私たちは、日本との戦争中に敵国人種と云う理由で財産を没集された。
日系人は全員、強制収容キャンプで生活した苦しい経験がある。

それ故に、祖国日本で同胞が米不足に困るような事が起きたときには、
アメリカで作った米で祖国を助けたい。
その信念で、あのカリフォルニア砂漠を開拓し、水を引き、
一大穀倉地帯を築いてきたのだ。

それから数十年経ち、経営者は米国人になり、品種改良は年々進み、味は日本に殆んど劣らない米ができている。
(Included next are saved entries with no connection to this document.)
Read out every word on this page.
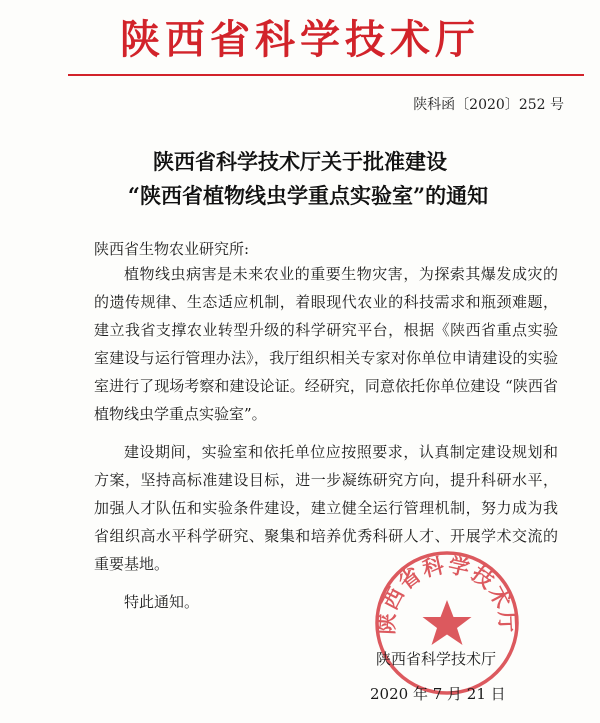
陕西省科学技术厅
陕科函〔2020〕252 号
陕西省科学技术厅关于批准建设
“陕西省植物线虫学重点实验室”的通知
陕西省生物农业研究所:

植物线虫病害是未来农业的重要生物灾害，为探索其爆发成灾的的遗传规律、生态适应机制，着眼现代农业的科技需求和瓶颈难题，建立我省支撑农业转型升级的科学研究平台，根据《陕西省重点实验室建设与运行管理办法》，我厅组织相关专家对你单位申请建设的实验室进行了现场考察和建设论证。经研究，同意依托你单位建设 “陕西省植物线虫学重点实验室”。

建设期间，实验室和依托单位应按照要求，认真制定建设规划和方案，坚持高标准建设目标，进一步凝练研究方向，提升科研水平，加强人才队伍和实验条件建设，建立健全运行管理机制，努力成为我省组织高水平科学研究、聚集和培养优秀科研人才、开展学术交流的重要基地。

特此通知。

陕西省科学技术厅
陕西省科学技术厅
2020 年 7 月 21 日
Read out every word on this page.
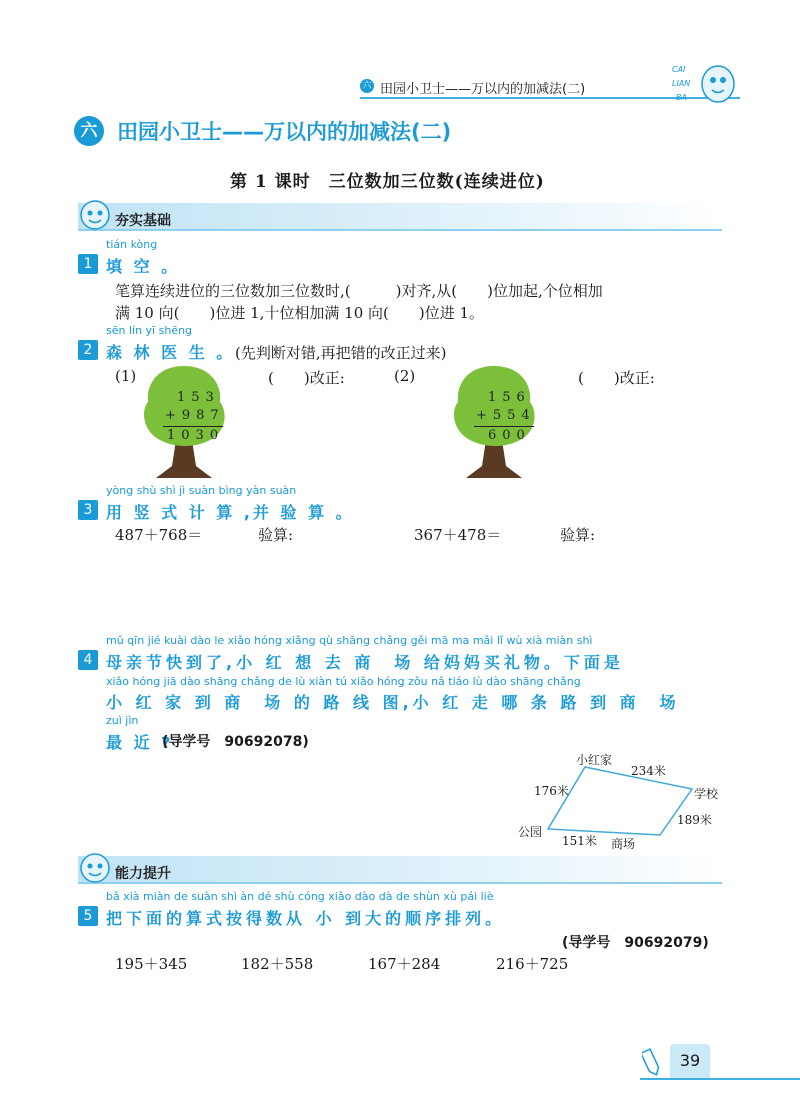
六 田园小卫士——万以内的加减法(二)
CAI
LIAN
BA
六 田园小卫士——万以内的加减法(二)
第 1 课时　三位数加三位数(连续进位)
夯实基础
tián kòng
1 填 空 。
笔算连续进位的三位数加三位数时,(　　　)对齐,从(　　)位加起,个位相加
满 10 向(　　)位进 1,十位相加满 10 向(　　)位进 1。
sēn lín yī shēng
2 森 林 医 生 。 (先判断对错,再把错的改正过来)
(1)
153
+987
1030
(　　)改正:	(2)
156
+554
600
(　　)改正:
yòng shù shì jì suàn bìng yàn suàn
3 用 竖 式 计 算 ,并 验 算 。
487＋768＝	验算:	367＋478＝	验算:
mǔ qīn jié kuài dào le xiǎo hóng xiǎng qù shāng chǎng gěi mā ma mǎi lǐ wù xià miàn shì
4 母亲节快到了,小 红 想 去 商　场 给妈妈买礼物。下面是
xiǎo hóng jiā dào shāng chǎng de lù xiàn tú xiǎo hóng zǒu nǎ tiáo lù dào shāng chǎng
小 红 家 到 商　场 的 路 线 图,小 红 走 哪 条 路 到 商　场
zuì jìn
最 近 ?
(导学号　90692078)
小红家
学校
公园
商场
234米
176米
189米
151米
能力提升
bǎ xià miàn de suàn shì àn dé shù cóng xiǎo dào dà de shùn xù pái liè
5 把下面的算式按得数从 小 到大的顺序排列。
(导学号　90692079)
195＋345	182＋558	167＋284	216＋725
39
TPP交渉で、世界経済の国境がとりはらわれるとなれば、幸田さんたちが作った米、母国日本を助けようとした『夢の米』が日本農家を脅かすことになってしまう。

まったく皮肉な話である。

私はアメリカに住んで長いし、遠征先各国で米を食べた。
改良改善、バイオのお陰で、今のカリフォル二ア米は旨い。
日本米の最高品種に決して引けを取らない。
特に錦米はじめ週十種の米は、二世の人びとにより改良に改良をかさねられ、今日まできた。
その努力は、祖国を飢えから救いたい。しかも旨い米で救いたいという気持ちからである。もちろん、虐げられた民族としての意地もあるだろう。

そうした努力の結果として、旨い米が、日本の2分の1から3分の1の値段になった。